Free fares are a good start. But an inconvenient bus, free or not, is still inconvenient. Today, our bus system has circuitous routes that try to cover too much with too little, ultimately doing most of our city a huge disservice. Apart from the free trolley-style bus (note: our most ridden and only fare-free route), no bus runs frequently enough (every 15 minutes or less) to be convenient. To take the bus, one must time their schedules to once-an-hour buses. Once aboard, they must endure a meandering route that takes much longer than driving. Therefore, CAT service is a last-resort, only for those who cannot afford a car.

A place like Charlottesville that aspires to be a world-class city deserves much better. Within our existing framework, it is possible to redesign CAT to cover the city with routes of at least every 15-20 minutes. How? Making straighter, more efficient routes. Here is an example of a redesigned map adhering to these principles:

These two easily implementable proposals, to make CAT free and frequent, won’t just save CAT. It will help transform Charlottesville into the more sustainable, equitable city we want to become, at a fraction of the cost of say, the unnecessary, newly proposed $10 million parking garage downtown. It will be a boon to local businesses, whose jobs and services will become easily accessible to all.

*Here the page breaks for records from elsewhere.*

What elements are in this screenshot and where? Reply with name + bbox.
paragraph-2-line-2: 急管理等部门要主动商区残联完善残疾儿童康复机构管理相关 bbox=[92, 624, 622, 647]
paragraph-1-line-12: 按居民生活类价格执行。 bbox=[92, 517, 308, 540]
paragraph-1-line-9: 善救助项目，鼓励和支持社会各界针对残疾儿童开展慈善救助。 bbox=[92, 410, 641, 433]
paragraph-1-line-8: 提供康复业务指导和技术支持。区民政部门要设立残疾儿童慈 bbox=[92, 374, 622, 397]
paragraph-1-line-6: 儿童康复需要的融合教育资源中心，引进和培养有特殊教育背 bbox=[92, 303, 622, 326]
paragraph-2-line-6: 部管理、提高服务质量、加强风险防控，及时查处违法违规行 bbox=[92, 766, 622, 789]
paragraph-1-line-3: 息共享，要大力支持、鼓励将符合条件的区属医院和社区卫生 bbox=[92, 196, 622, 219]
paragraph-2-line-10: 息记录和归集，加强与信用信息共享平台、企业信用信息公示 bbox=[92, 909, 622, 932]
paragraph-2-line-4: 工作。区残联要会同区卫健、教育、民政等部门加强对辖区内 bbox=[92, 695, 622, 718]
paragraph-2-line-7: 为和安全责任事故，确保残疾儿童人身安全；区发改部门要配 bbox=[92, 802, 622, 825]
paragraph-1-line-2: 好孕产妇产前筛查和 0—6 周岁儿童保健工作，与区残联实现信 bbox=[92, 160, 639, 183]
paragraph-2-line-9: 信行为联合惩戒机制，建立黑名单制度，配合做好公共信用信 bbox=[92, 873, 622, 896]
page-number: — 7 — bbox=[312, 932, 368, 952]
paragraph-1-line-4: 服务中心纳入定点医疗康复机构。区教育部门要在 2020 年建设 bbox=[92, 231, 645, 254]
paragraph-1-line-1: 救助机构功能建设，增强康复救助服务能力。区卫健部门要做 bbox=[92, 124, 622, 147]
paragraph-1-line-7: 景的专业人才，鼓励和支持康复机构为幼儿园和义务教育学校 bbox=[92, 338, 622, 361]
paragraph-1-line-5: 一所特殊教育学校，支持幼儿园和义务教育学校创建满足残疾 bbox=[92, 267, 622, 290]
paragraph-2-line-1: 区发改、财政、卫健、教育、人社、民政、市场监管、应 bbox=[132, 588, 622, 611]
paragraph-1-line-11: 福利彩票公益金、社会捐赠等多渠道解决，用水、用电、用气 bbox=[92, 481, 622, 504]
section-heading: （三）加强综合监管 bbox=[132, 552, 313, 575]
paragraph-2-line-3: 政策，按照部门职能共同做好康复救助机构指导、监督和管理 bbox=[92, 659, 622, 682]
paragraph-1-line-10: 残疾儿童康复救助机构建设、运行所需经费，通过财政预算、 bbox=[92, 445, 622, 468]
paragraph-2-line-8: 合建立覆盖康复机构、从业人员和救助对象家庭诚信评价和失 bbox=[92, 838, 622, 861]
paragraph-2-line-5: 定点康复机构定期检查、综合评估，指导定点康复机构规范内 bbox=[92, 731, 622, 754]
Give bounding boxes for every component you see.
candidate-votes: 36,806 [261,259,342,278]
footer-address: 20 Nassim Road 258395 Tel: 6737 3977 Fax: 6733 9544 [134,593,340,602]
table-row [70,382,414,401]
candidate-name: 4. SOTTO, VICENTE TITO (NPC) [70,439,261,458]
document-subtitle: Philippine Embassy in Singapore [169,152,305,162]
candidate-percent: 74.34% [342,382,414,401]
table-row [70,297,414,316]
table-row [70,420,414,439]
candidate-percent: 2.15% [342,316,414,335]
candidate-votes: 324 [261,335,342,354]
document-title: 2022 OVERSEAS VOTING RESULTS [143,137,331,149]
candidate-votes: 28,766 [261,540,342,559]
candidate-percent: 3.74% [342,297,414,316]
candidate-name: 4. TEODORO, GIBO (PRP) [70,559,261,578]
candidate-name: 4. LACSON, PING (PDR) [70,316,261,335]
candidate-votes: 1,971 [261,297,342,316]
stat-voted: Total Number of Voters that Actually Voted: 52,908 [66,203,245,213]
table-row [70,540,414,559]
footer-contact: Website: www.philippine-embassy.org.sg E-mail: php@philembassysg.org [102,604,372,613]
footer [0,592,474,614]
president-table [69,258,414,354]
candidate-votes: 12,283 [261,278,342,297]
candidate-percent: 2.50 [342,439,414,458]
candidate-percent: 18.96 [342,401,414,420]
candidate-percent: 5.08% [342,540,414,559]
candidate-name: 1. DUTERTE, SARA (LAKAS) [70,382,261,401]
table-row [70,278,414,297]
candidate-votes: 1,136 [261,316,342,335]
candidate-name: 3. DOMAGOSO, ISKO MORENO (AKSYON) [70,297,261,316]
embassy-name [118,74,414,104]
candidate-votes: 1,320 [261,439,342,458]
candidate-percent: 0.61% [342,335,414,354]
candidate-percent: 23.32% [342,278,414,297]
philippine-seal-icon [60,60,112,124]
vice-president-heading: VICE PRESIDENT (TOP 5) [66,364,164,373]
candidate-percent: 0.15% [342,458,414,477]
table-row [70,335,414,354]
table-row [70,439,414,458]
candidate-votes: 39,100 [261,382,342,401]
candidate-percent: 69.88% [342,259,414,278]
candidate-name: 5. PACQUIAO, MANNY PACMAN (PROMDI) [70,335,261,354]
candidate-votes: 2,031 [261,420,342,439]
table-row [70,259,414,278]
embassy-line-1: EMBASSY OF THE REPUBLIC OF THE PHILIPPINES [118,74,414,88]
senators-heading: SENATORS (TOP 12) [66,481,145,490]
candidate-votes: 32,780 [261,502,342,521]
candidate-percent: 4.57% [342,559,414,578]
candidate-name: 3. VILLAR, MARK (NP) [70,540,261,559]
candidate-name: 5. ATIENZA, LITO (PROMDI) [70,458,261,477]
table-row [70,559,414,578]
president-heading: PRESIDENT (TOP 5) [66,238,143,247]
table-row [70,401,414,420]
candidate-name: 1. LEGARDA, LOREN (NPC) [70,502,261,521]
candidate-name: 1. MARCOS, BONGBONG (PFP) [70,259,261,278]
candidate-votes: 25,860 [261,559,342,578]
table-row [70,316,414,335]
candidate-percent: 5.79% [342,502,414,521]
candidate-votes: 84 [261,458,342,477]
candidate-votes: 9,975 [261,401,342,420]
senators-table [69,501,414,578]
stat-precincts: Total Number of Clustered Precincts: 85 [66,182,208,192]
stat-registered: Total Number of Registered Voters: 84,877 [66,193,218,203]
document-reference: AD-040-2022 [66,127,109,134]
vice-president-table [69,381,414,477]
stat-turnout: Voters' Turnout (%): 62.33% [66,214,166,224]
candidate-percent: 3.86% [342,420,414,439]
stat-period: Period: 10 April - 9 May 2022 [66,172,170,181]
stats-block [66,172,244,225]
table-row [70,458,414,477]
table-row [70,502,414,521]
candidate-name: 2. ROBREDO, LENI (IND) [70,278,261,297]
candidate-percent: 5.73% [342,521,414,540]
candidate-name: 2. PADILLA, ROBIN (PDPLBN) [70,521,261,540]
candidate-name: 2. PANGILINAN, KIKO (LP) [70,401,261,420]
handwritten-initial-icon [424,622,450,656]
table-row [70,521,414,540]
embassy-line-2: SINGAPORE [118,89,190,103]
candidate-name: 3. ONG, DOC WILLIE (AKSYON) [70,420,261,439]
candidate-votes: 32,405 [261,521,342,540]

It will cut CO2 emissions and traffic while reducing the need for costly road projects and parking garages. It will promote denser, more sustainable housing development. In the end, it will save the average Charlottesville family from having to own two cars, where they can live comfortably with just one, or even none.

As UVA psychologist Shige Oishi found, above all factors, the more walkable a neighborhood was, the more likely residents were to climb up the economic ladder and achieve the American Dream. Charlottesville already has a head start, with walkable areas like downtown and the Corner. Reimagining CAT can be part of a grander vision of turning Charlottesville into a 15-minute city, where everything one needs is within a 15-minute walk, bike, e-scooter or bus ride. (Editor’s note: Shige Oishi is the writer’s father.)

Farther into the future, with more ridership and more funding, CAT can expand and enhance service into high growth areas in the counties, partnering with JAUNT and UVA’s University Transit Service. But it all starts with making CAT free and frequent. After all, no matter where you live, or how much money you have, we should all have the right to mobility, the freedom to go wherever we please.